Mark Twain said “If you can’t go to old age by a good
road, don’t go.” I like that. Works no matter what map you’re following. Thing
is, as the seasons add up, all roads get potholes. So, let me ask you, when you
drive – when you journey through your daily life – do you focus on the road or
the potholes?
If it’s all potholes, maybe it’s because you’re
traveling the same ruts. Ruts come with accumulating time traveled, but you do
have a steering wheel. A lot of aggravations are just because ruts mire us too deep
to see the rest of the road clearly. Perspective comes when we steer out of the
ruts. Works the same with daily life. Clarity comes when we steer free of the moment,
juxtaposing the past with the present. Ever catch yourself blindly impatient at
a foolish young driver for driving like you used to before you wised up, or
scoffing at unorthodox fashion statements that once were yours, or condemning a
rowdy crowd while forgetting your own stampedes with the herds, or being
merciless in your judgment of things that once weren’t considerations for your
own choices?
So, you can choose which potholes to skip. Hit ‘em
all, and your arse sags deeper. Sit up a little and ignore the rationalizations
that fog your rear-view mirror, and the windshield will show you the clear road
ahead. It’s easy, and it was natural when you were young. The more you do it
now, the younger you’ll feel.
Those examples are just superficial empathy, of
course. Serious de-aging comes with personal stuff. Shrink-wrap your grudges
and bury them deep, else they’ll return like mummies from hell. And while
you’re shrink-wrapping in that oven, throw all the defensive snowballs you’ve
been stockpiling in with them until they evaporate in a cloud of steam.
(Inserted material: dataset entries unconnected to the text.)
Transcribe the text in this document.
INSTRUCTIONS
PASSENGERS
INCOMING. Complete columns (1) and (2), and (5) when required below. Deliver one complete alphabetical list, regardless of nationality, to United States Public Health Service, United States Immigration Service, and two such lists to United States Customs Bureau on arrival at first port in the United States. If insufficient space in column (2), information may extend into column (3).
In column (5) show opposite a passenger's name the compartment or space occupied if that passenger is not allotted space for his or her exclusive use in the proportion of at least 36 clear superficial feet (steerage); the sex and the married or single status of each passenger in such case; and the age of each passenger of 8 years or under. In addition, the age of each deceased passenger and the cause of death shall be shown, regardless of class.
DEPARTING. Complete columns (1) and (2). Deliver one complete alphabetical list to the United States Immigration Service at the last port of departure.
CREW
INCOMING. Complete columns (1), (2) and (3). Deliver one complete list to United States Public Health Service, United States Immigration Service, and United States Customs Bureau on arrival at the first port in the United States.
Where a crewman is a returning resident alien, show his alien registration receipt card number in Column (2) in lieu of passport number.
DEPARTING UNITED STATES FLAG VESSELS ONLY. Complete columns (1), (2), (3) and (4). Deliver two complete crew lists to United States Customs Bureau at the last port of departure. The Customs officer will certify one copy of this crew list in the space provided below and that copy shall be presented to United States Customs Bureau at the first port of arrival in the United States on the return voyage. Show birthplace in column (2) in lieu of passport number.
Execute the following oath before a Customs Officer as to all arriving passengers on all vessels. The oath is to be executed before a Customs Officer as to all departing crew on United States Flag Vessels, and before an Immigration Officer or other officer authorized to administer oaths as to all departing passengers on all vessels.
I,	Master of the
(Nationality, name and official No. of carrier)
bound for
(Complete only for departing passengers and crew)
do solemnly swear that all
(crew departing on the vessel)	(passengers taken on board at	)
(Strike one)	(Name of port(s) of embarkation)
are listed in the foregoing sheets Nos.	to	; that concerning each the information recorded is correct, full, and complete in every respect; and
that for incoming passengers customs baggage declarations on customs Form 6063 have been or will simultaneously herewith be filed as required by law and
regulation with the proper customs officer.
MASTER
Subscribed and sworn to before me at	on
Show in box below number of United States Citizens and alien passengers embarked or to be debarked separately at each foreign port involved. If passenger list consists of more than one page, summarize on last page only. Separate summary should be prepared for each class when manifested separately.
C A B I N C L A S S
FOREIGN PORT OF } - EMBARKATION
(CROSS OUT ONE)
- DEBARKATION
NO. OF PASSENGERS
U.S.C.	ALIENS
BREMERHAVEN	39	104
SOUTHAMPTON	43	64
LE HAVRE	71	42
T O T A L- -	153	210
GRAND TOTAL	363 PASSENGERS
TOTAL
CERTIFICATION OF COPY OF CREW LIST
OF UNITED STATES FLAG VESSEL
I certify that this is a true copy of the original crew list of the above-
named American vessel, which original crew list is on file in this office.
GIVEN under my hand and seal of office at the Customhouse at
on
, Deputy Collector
You
don’t need defenses. Remember that kid driving impatiently was once you. Holding
others to account for behaviors we accept in ourselves makes us tunnel-vision practitioners
in the art of double standards.
And give yourself some privacy; you don’t have to weep
in public. This is for you alone. If stress has re-wired your brain and
poisoned your emotions, the cure is an inside job. Keep it simple, and it will
flow out of you naturally. Could be a relative you haven’t spoken to in years,
or maybe you have to quit granting yourself amnesty from those behaviors you
accuse others of. Or – and this is a big one – have you accumulated so much
disappointment and perceived failure that you secretly fear you are somehow to
blame? Maybe at first, your survival instincts lashed out and you blamed
others, and then when anger subsided, self-doubts and depression infected you.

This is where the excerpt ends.